Актриса «Формального театра» Виктория Элефант в середине 1990-х годов неожиданно, буквально выскочив на сцену из зала, стала звездой клуба «Арт-клиника», уникального места, наполовину — «грязного» рок-н-ролльного клуба, наполовину — интеллектуального кабаре. Потом пела в сопровождении мощной духовой секции еще мало кому известной группы «Ленинград», потом исчезла из поля зрения. А теперь вернулась на городскую музыкальную сцену с сильнейшей программой, которую, как и прежде, не приписать ни к одному известному в России жанру.
Единственная аналогия, которая возникает в связи со «слоновьим оркестром», — парижские экзистенциальные кабаре 1940-х годов на бульваре Сен-Жермен-де-Пре, где юная Жюльетт Греко распевала стихи Жака Превера.
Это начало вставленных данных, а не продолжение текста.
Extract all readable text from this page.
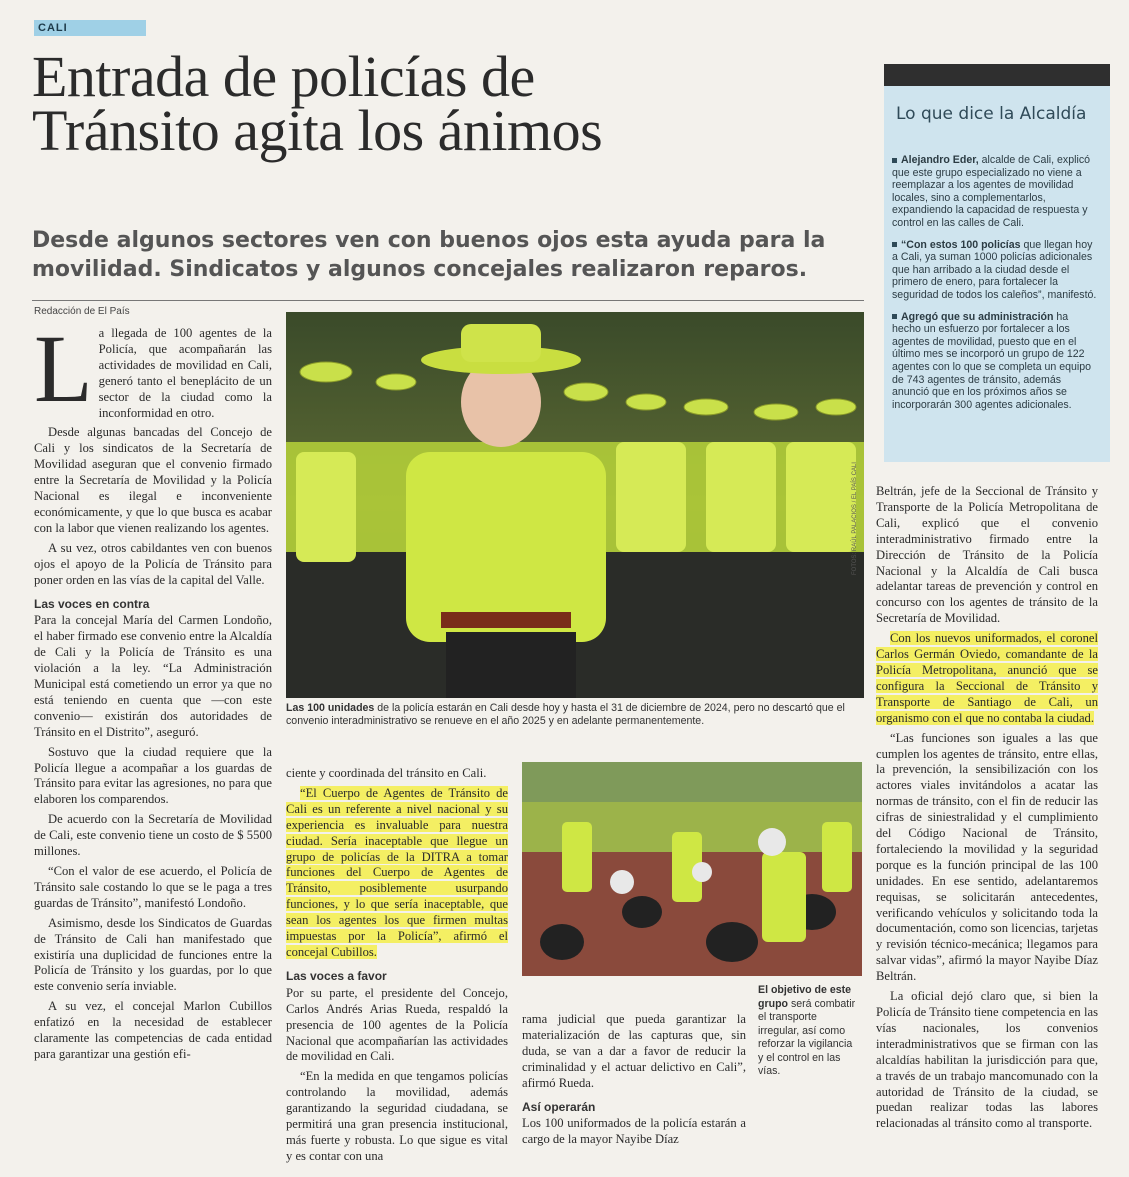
CALI
Entrada de policías de
Tránsito agita los ánimos
Desde algunos sectores ven con buenos ojos esta ayuda para la movilidad. Sindicatos y algunos concejales realizaron reparos.
Redacción de El País
Lo que dice la Alcaldía

Alejandro Eder, alcalde de Cali, explicó que este grupo especializado no viene a reemplazar a los agentes de movilidad locales, sino a complementarlos, expandiendo la capacidad de respuesta y control en las calles de Cali.

“Con estos 100 policías que llegan hoy a Cali, ya suman 1000 policías adicionales que han arribado a la ciudad desde el primero de enero, para fortalecer la seguridad de todos los caleños”, manifestó.

Agregó que su administración ha hecho un esfuerzo por fortalecer a los agentes de movilidad, puesto que en el último mes se incorporó un grupo de 122 agentes con lo que se completa un equipo de 743 agentes de tránsito, además anunció que en los próximos años se incorporarán 300 agentes adicionales.

L a llegada de 100 agentes de la Policía, que acompañarán las actividades de movilidad en Cali, generó tanto el beneplácito de un sector de la ciudad como la inconformidad en otro.

Desde algunas bancadas del Concejo de Cali y los sindicatos de la Secretaría de Movilidad aseguran que el convenio firmado entre la Secretaría de Movilidad y la Policía Nacional es ilegal e inconveniente económicamente, y que lo que busca es acabar con la labor que vienen realizando los agentes.

A su vez, otros cabildantes ven con buenos ojos el apoyo de la Policía de Tránsito para poner orden en las vías de la capital del Valle.

Las voces en contra

Para la concejal María del Carmen Londoño, el haber firmado ese convenio entre la Alcaldía de Cali y la Policía de Tránsito es una violación a la ley. “La Administración Municipal está cometiendo un error ya que no está teniendo en cuenta que —con este convenio— existirán dos autoridades de Tránsito en el Distrito”, aseguró.

Sostuvo que la ciudad requiere que la Policía llegue a acompañar a los guardas de Tránsito para evitar las agresiones, no para que elaboren los comparendos.

De acuerdo con la Secretaría de Movilidad de Cali, este convenio tiene un costo de $ 5500 millones.

“Con el valor de ese acuerdo, el Policía de Tránsito sale costando lo que se le paga a tres guardas de Tránsito”, manifestó Londoño.

Asimismo, desde los Sindicatos de Guardas de Tránsito de Cali han manifestado que existiría una duplicidad de funciones entre la Policía de Tránsito y los guardas, por lo que este convenio sería inviable.

A su vez, el concejal Marlon Cubillos enfatizó en la necesidad de establecer claramente las competencias de cada entidad para garantizar una gestión efi-

FOTOS: RAÚL PALACIOS / EL PAÍS CALI
Las 100 unidades de la policía estarán en Cali desde hoy y hasta el 31 de diciembre de 2024, pero no descartó que el convenio interadministrativo se renueve en el año 2025 y en adelante permanentemente.

ciente y coordinada del tránsito en Cali.

“El Cuerpo de Agentes de Tránsito de Cali es un referente a nivel nacional y su experiencia es invaluable para nuestra ciudad. Sería inaceptable que llegue un grupo de policías de la DITRA a tomar funciones del Cuerpo de Agentes de Tránsito, posiblemente usurpando funciones, y lo que sería inaceptable, que sean los agentes los que firmen multas impuestas por la Policía”, afirmó el concejal Cubillos.

Las voces a favor

Por su parte, el presidente del Concejo, Carlos Andrés Arias Rueda, respaldó la presencia de 100 agentes de la Policía Nacional que acompañarían las actividades de movilidad en Cali.

“En la medida en que tengamos policías controlando la movilidad, además garantizando la seguridad ciudadana, se permitirá una gran presencia institucional, más fuerte y robusta. Lo que sigue es vital y es contar con una

El objetivo de este grupo será combatir el transporte irregular, así como reforzar la vigilancia y el control en las vías.

rama judicial que pueda garantizar la materialización de las capturas que, sin duda, se van a dar a favor de reducir la criminalidad y el actuar delictivo en Cali”, afirmó Rueda.

Así operarán

Los 100 uniformados de la policía estarán a cargo de la mayor Nayibe Díaz

Beltrán, jefe de la Seccional de Tránsito y Transporte de la Policía Metropolitana de Cali, explicó que el convenio interadministrativo firmado entre la Dirección de Tránsito de la Policía Nacional y la Alcaldía de Cali busca adelantar tareas de prevención y control en concurso con los agentes de tránsito de la Secretaría de Movilidad.

Con los nuevos uniformados, el coronel Carlos Germán Oviedo, comandante de la Policía Metropolitana, anunció que se configura la Seccional de Tránsito y Transporte de Santiago de Cali, un organismo con el que no contaba la ciudad.

“Las funciones son iguales a las que cumplen los agentes de tránsito, entre ellas, la prevención, la sensibilización con los actores viales invitándolos a acatar las normas de tránsito, con el fin de reducir las cifras de siniestralidad y el cumplimiento del Código Nacional de Tránsito, fortaleciendo la movilidad y la seguridad porque es la función principal de las 100 unidades. En ese sentido, adelantaremos requisas, se solicitarán antecedentes, verificando vehículos y solicitando toda la documentación, como son licencias, tarjetas y revisión técnico-mecánica; llegamos para salvar vidas”, afirmó la mayor Nayibe Díaz Beltrán.

La oficial dejó claro que, si bien la Policía de Tránsito tiene competencia en las vías nacionales, los convenios interadministrativos que se firman con las alcaldías habilitan la jurisdicción para que, a través de un trabajo mancomunado con la autoridad de Tránsito de la ciudad, se puedan realizar todas las labores relacionadas al tránsito como al transporte.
И самой госпоже Элефант вполне подошло бы прозвище Piaf, «воробушек», ставшее именем другой великой французской певицы. Хрупкая фигурка, тонущая в мужском пиджаке, хрипловатый, как водится, голос и кажущийся огромным в миниатюрной руке револьвер, из которого певица время от времени палит в потолок. Сопровождают ее пение шесть музыкантов, кажущиеся приодевшимися по случаю интеллигентными хулиганами.
Музыку и многие тексты госпожа Элефант пишет сама. Среди ее песен есть потенциальные хиты, хотя уступок господствующим вкусам она себе не позволяет и не вписывается ни в один «формат». Поет «хохляцкий блюз» на стихи расстрелянного на Соловках футуриста Михайло Семенко (1892-1937), тексты Федерико Гарсии Лорки, Константы Ильдефонса Галчиньского, киевлянина Леонида
Киселева (1946-1968), автора озорного: «Я хорошо себя веду по улице Артема, у всех прохожих на виду иду почти что ровно». Поет и в переводах, и на языке оригинала. Поэты, как на подбор, страшных судеб, они кажутся в ее интерпретации бесстрашными и беззаботными детьми, бросающими вызов XX веку. Этого вызова нет в текстах, он — в бесшабашном, но никогда не утрированном перфомансе певицы.
Откровеннее всего историческое измерение проступает в одном из новых номеров госпожи Элефант. Кафешантанное, в ритме канкана, исполнение «черного» шедевра военного фольклора, песни о солдате, которого особист упрекает за то, что тот «вместе с танком не сгорел», чередуется с медленно, сладострастно, а-ля Марлен Дитрих, пропетым переводом той же песни на немецкий. Кабаре оказывается метафорой человеческого удела, а концерт — полноценным спектаклем.